Die Band ist sich einig, dass zuviel Üben kontraproduktiv ist und deshalb habe sie ihr ganz eigenes Konzept entwickelt. „Wir haben seit unserem ersten „Hallo“ fünf Mal je 2 Stunden geprobt“, so Thierry. Die Zugabenummer an diesem Abend, ein Cover von The Cure, haben sie zuvor sage und schreibe einmal gespielt. Der Mann, der gerne mit Feuer und Nagelbrettern spielt sagt dazu: „Ich will nicht überheblich klingen, aber es ist einfach eine andere Arbeitsmethode, als dass, was ich bislang gemacht habe. Für mich ist es produktiver in dem Sinne, dass du nicht X-Mal das gleiche spielen musst und es dir irgendwann zum Hals heraus hängt.“ Mit dieser Methode haben die Berner einen Weg gefunden, der für alle passt.
Wir werden auch künftig noch einiges von Fakir hören.
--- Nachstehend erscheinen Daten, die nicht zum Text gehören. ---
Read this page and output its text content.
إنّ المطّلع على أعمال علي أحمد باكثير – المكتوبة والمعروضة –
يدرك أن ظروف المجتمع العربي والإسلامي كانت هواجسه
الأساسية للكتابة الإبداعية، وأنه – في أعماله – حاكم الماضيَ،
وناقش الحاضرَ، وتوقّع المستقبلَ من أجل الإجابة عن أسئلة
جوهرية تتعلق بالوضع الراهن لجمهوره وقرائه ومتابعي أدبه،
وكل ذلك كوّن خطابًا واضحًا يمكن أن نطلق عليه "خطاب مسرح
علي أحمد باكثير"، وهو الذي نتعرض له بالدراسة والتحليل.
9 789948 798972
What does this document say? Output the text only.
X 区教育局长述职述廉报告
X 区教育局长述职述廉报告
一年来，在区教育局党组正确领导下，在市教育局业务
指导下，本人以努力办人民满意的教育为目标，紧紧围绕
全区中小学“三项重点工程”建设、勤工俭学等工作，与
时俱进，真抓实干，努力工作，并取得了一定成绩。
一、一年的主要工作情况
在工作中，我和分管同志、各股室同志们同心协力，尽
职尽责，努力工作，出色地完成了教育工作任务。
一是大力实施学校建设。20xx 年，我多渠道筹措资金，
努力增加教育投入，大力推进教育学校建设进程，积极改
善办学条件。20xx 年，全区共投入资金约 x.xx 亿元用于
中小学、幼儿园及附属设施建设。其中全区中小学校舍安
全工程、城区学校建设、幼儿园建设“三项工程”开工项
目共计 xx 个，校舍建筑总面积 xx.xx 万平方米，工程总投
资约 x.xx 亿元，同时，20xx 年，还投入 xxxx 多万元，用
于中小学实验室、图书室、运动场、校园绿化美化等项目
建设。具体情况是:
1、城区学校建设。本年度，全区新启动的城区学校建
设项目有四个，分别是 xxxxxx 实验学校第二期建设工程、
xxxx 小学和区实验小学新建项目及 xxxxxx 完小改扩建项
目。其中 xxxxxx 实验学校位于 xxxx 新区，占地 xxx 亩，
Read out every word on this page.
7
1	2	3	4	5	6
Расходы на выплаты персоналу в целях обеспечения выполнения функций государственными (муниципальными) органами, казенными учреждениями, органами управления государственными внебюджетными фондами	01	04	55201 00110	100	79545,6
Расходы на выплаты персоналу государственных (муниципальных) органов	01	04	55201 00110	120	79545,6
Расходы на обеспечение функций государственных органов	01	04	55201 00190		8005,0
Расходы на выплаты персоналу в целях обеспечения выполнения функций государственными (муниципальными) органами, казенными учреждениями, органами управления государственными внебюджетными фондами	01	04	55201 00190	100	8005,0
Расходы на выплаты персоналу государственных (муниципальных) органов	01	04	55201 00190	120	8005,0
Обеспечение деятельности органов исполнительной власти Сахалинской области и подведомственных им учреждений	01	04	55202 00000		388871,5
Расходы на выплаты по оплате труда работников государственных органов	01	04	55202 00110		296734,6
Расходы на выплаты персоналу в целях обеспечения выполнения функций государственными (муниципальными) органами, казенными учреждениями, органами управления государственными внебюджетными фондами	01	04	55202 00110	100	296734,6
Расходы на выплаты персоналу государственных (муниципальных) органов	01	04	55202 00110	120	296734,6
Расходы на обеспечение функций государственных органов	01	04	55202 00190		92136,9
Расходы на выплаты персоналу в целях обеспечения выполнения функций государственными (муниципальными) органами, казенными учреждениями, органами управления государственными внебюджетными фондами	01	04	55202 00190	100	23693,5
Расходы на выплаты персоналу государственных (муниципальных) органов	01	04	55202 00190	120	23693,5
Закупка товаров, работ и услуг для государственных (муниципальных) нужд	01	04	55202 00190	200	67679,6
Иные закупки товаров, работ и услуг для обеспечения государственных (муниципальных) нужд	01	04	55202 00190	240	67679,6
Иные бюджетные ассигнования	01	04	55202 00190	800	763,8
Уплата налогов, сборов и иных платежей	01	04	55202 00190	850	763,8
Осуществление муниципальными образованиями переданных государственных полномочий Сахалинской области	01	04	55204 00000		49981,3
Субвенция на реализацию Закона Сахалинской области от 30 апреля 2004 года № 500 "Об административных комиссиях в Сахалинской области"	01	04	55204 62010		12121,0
Von im Song eingebauten Fussballzitaten, bis hin zu verrückten Ideen wird alles mit dabei sein. „…Als Zinédine Zidane dem Gegenspieler am WM Finale eine Kopfnuss verpasst hat und der französische Moderator meinte in dem Augenblick „No Zinédine, pas aujourd'hui, pas maintenant..“ und daraus entstand ein Part eines Songs “Not here, not now and not today.“ Das neue Album und mit ihm viele musikalische Höhepunkte sind in Planung und Thierry kann uns schon soviel verrraten: „Es geht in viele verschiedene Richtungen von Elektro-Pop bis hin zu Gitarren-Baladen…die Songs auf dem aktuellen Album sind alle mehr oder weniger im selben Mood, was sich bei der neuen Scheibe vermutlich ändern wird. Es wird etwas bunter von den Ansätzen her.“ Der Fakir wird uns also weiterhin verzaubern und wir lauschen fasziniert zu.